One of the pieces that cannot be missing in our library is the imagier, an ideal tool for structuring and consolidating the lexicon and refining reading comprehension. Although the most classic ones are those designed to learn the first words, this typology can cover different age groups. As an example, “I Spy With My Little Eye…” series by Cristina Losantos, created for kids from 3 years onwards, not only fulfills that role but also adds a new dimension with the search & find game and a large dose of humor.
Another virtue of reading is that it helps us to understand the world around us. Fairy tales are a key element for young listeners and readers, as they are part of a cultural legacy that stands the test of time. The stories are full of fantastic characters, mysterious places and unusual situations, which awaken fantasy, stimulate creativity and activate the ability to imagine different worlds.The “Vintage Classics” series, with texts by Bel Olid and illustrations by Mercè Canals, has a good place on this shelf.
An indispensable pillar in our library is the picture book genre, which naturally provides us with the opportunity to read aloud and to share magical moments of emotional exchange. They are books full of details, which immerse us in the careful observation of the images and recreate the beauty, the sense of humour and the poetics of the text. In our list you can find several of them, but the cornerstone of this section would be You and I by Elisenda Roca and Guridi –the bestseller, which has already become a Combel classic.
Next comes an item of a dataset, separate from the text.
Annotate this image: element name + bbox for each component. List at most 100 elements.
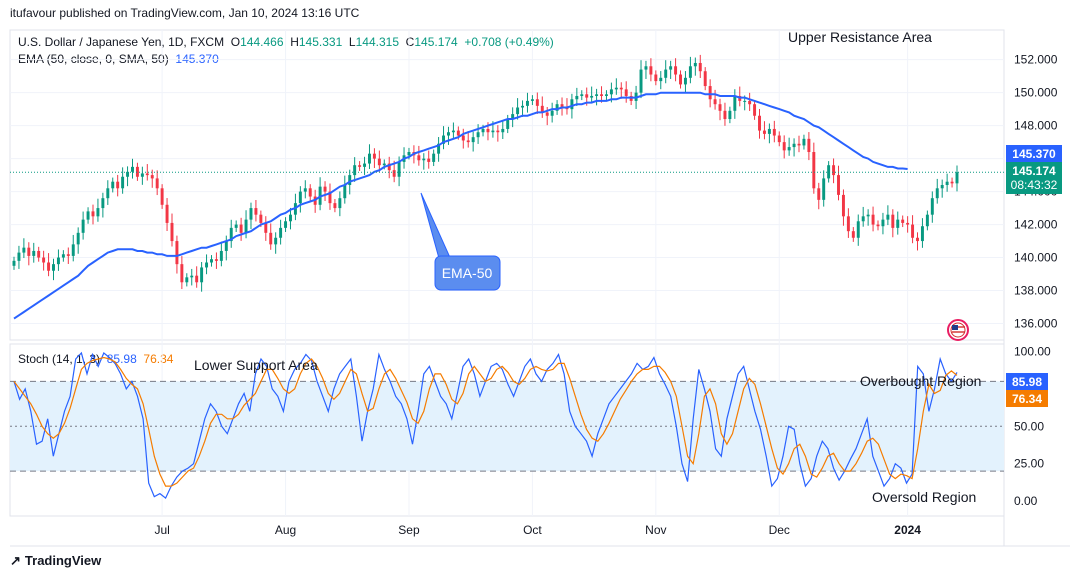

When our little ones start to fly, they need longer and more complex stories to read on their own. That is the purpose of the early chapter books. Martí-Salomó are now working on the first titles of “Ticniks” and the “Daniel Detective” trilogy by Marta Jarque to be published in September, will shelter these early readers.
The corridor that leads directly to the enjoyment of autonomous reading leads the youngest to somewhere between classic narrative and graphic novels, with characters of greater depth and adventure and mystery plots in a context of extraordinary everyday life. Our bestselling series “Bitmax & Co” and “Agus & Monsters,” by Jaume Copons and Liliana Fortuny, and “Mía Fantasía”, by Elisenda Roca and Betowers, would happily fill this spot.
We also need non-fiction books in our library that, in an entertaining way, open the doors to thematic knowledge, especially attractive to some of our young readers.
Following Inside the Museum Mazes, we are launching a magnificent lift-the-flap book: Hands on Work! by Luisa Vera — a playful journey through the history of architecture, within reach of the first curious.
Meanwhile Cristina Junyent and Cristina Losantos are mixing the mortar to build Daily Life, Then & Now: a new title to understand where we have come from, where we are, and to get a glimpse of where we are going.
Speaking of the past, we will go back in time to prehistoric times with Earthlings by Patricia Geis. And to reflect on our future, our EcoSphere imprint will grow with two new titles: Harvest Time by Marta Vilar and The Leap of the Frog by Teresa Franquesa. Books to learn how to build sustainable habits, to understand how climate change is affecting us and take action on global warming.
Finally, an indispensable genre in any youth library: comics, stories in which image and text have equal weight and pave the way for reading practice. Besides the Volume 3 of Massagran adventures, Combel is delighted to contribute with a very special monograph: The Marvelous, Unique and Surprising Book of St. George, by Jaume Copons and Liliana Fortuny. An amusing adventure about the legend of Saint George.
That was the end of that! We have created a good library, in which each one of its shelves will allow the children a playful learning process that, just like a toy box, will make them the protagonists of the wonderful world of books.